P.S: Microsoft only support IE11 and Edge if I am not wrong, why would be even think about older ones then.

nick-keller commented 4 years ago

This has been opened for over 4 years now.

I truly believe that having a better looking and easier to use UI would benefit. And migrating to a well-known JS framework and CSS lib would make the project more accessible for people to contribute.

lukebakken commented 4 years ago

What is the state of this?

There is no progress on this item as there are more important issues for the RabbitMQ team to work on.

What is the best way to help?

Good question. I would start by reviewing the comments in this issue, especially those by @essen. Reasons that the UI refactor has not happened, in my opinion -

I'm sure @michaelklishin will have something to add as well.

michaelklishin commented 4 years ago

@nick-keller as @lukebakken explained, this is not a critically important issue because the current UI is both optional (Prometheus and Grafana is a first-party alternative) and is good enough with all of its warts.

You don't have to wait for our team to contribute, however. We know of companies that have built their own management UI on top of exactly the same HTTP API that this plugin uses today. So you can build a single page app that authenticates the same way or using OAuth 2 (this is much more involved, so I'd not worry about it initially) and looks the way need, uses modern libraries you'd like to use, and so on.

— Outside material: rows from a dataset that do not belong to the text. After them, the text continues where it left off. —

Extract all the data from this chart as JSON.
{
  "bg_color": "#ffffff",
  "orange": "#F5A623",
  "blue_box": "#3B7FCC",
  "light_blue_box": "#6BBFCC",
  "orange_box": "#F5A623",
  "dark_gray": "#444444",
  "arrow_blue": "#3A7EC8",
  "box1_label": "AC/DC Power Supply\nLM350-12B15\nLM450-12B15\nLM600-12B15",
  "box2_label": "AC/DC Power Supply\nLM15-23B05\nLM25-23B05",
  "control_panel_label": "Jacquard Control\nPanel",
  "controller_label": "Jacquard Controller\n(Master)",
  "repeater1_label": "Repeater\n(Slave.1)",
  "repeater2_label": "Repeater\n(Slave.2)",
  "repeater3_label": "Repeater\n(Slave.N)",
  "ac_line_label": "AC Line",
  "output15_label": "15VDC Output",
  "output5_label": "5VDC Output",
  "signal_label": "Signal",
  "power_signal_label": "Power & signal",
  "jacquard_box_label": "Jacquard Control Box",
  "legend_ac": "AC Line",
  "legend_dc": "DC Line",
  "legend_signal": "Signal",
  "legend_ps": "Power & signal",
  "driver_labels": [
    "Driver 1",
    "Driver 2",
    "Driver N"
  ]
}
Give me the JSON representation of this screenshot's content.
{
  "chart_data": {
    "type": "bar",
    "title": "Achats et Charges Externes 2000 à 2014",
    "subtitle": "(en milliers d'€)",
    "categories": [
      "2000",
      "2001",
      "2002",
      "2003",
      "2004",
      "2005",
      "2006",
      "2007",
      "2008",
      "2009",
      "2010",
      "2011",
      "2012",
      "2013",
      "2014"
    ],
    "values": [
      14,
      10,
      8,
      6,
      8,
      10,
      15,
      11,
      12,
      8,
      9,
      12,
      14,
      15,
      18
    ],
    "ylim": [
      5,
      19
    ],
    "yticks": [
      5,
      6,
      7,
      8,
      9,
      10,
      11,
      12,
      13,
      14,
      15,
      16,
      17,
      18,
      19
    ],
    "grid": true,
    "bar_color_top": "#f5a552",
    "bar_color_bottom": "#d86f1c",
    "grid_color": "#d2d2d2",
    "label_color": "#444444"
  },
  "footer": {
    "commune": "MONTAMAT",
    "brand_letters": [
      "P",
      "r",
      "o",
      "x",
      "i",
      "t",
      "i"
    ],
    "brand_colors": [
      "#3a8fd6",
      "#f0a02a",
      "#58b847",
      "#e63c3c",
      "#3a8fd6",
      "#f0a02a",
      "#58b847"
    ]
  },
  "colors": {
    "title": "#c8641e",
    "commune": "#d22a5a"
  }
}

FWIW we are leaning towards using TypeScript with cutting edge React over Elm, although Elm is certainly appealing to our team. There is no reason why this new UI cannot be a standalone SPA in a separate repo which is packaged in a way that's easy to ship together with this plugin. How exactly that can/should be done today, we are not opinionated about. We do not develop interfaces for a living so would happily listen to those that do. Note that our build system is geared towards multi-repo Erlang and Elixir systems, not Web apps, but there should be a way to bridge this gap.

gmr commented 4 years ago

This is something I've really wanted to do, but haven't had much time to work on. I've started and stopped a few times.

I imagine the best way to do this is to start a project on my own with a hope that one day it could be built-in. If I did that, and it was interesting enough for the project, what would be the best from a licensing perspective? I usually use the 3-Clause BSD license.

michaelklishin commented 4 years ago

@gmr we will be transitioning to Mozilla Public License 2.0 in the next few months. You can always double license under the MPL2 and 3-clause BSD, MPL2 is more compatible with both copyleft and ASL2-style permissive licenses.

Thank you for your ongoing contributions!

gmr commented 4 years ago

I've started a prototype @ https://github.com/gmr/rabbitmq-management-ui-prototype

It's written in TypeScript using React. While it's super in super rough initial form, it has i18n support, and after a day of hacking, I can login and logout. I'm going to focus on getting some core functionality into it, then work through development and contributing documentation. Hopefully as it starts to take shape, I can entice others to contribute.

I've made an effort to make sure that I'm following 2020 best practices and using current tooling. Man does the JS community change its tooling and stack too regularly.

I'm using Bootstrap 5 alpha, which is more React-friendly than previous versions. It's easy to change while it's early-days, so if there is a preferred CSS framework and component library, please let me know.